Upstairs, the main dance hall is cool and dark, aside from the foggy light seeping in through the Maritime's windows. Hundreds of kids sit or lie on the floor in small groups surrounded by bottles of water and munchies purchased downstairs at the Hemp Seed Cafe -- hemp seed chili, hemp seed pizza, hemp seed cookies, etc., all prepared with loving care by chef Evan Rotman. Because the bands are between sets, the more energetic in the crowd make their way past a large table manned by the beefy Long Beach punks from Skunk Records (the punk-funk-surfabilly label founded by Sublime) and slip down into the basement.
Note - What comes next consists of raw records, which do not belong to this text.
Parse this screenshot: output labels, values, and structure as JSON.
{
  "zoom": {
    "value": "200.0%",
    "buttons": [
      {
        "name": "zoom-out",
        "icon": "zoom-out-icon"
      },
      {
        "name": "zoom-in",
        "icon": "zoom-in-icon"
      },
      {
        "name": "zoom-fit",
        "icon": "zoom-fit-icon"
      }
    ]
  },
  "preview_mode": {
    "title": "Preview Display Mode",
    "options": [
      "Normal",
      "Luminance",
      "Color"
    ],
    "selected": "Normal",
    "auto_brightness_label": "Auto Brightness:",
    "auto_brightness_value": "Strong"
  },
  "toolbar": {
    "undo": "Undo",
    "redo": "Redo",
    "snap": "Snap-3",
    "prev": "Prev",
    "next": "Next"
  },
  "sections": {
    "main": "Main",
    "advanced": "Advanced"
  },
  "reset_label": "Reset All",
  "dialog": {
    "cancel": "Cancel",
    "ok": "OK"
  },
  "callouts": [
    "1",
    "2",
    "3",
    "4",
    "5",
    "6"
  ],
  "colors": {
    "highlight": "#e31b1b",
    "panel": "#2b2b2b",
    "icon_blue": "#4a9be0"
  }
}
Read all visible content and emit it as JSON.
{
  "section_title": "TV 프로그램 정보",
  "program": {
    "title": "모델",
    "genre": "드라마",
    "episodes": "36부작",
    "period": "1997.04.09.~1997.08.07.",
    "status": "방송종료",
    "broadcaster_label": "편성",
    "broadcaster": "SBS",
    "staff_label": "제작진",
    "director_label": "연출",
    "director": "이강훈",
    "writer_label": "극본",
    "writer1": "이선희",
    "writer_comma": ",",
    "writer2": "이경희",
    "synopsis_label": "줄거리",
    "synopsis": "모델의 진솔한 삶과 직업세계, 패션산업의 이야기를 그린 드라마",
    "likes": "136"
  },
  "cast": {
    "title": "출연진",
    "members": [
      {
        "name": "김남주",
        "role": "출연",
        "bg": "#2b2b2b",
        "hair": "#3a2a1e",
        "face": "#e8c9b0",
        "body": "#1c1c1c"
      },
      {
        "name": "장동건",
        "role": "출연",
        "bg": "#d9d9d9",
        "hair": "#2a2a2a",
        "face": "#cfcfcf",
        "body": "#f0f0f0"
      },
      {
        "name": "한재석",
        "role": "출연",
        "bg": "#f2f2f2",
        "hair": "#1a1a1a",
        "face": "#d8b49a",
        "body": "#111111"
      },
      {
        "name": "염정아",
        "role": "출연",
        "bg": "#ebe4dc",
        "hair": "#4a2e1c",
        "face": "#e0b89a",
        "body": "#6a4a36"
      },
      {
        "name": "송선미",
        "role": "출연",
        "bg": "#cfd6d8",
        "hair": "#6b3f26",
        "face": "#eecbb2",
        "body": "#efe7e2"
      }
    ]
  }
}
In one pitch-black room sprinkled with thousands of tiny, spinning lights, the Gathering has planned a rave. The kids sit, waiting in the dark as the sound system is set up.
"It's still daylight out," says a young woman as she studies a fluorescent flier under black light. "I usually don't drop in daylight." She shrugs, passing me the flier -- which announces the arrival of galactic culture on Earth -- and cruises out into the labyrinth of halls that make up the lower levels of the Maritime. At one end, warm, herbal smells waft out from the spacious, brightly lit, subterranean cafe. A line of hungry critters stretches down the hall, past the dimly lit circular bar where most of the older set has slumped into deep burgundy booths to sip from highball glasses. Mahogany and brass gleam from every surface. Small portholes with nautical scenes painted in them glow above the drinkers' heads.
"Hey dude, look," says a heavy-eyed man to his pal. "It's like being underwater." He chuckles and slugs his friend's shoulder.
Aboveground, three girls sprint down a hallway as if they've just been released from an eighth-grade algebra class. On their way, they bump into a gray-haired woman, who is studying photos pinned up on the Prisoners of the Drug War Wall.
"It's such a shame," she says referring to a mother of two serving 25 years. "I mean it's not like it's cocaine, you know." How true. It's unlikely that there would be a Cocaine Festival.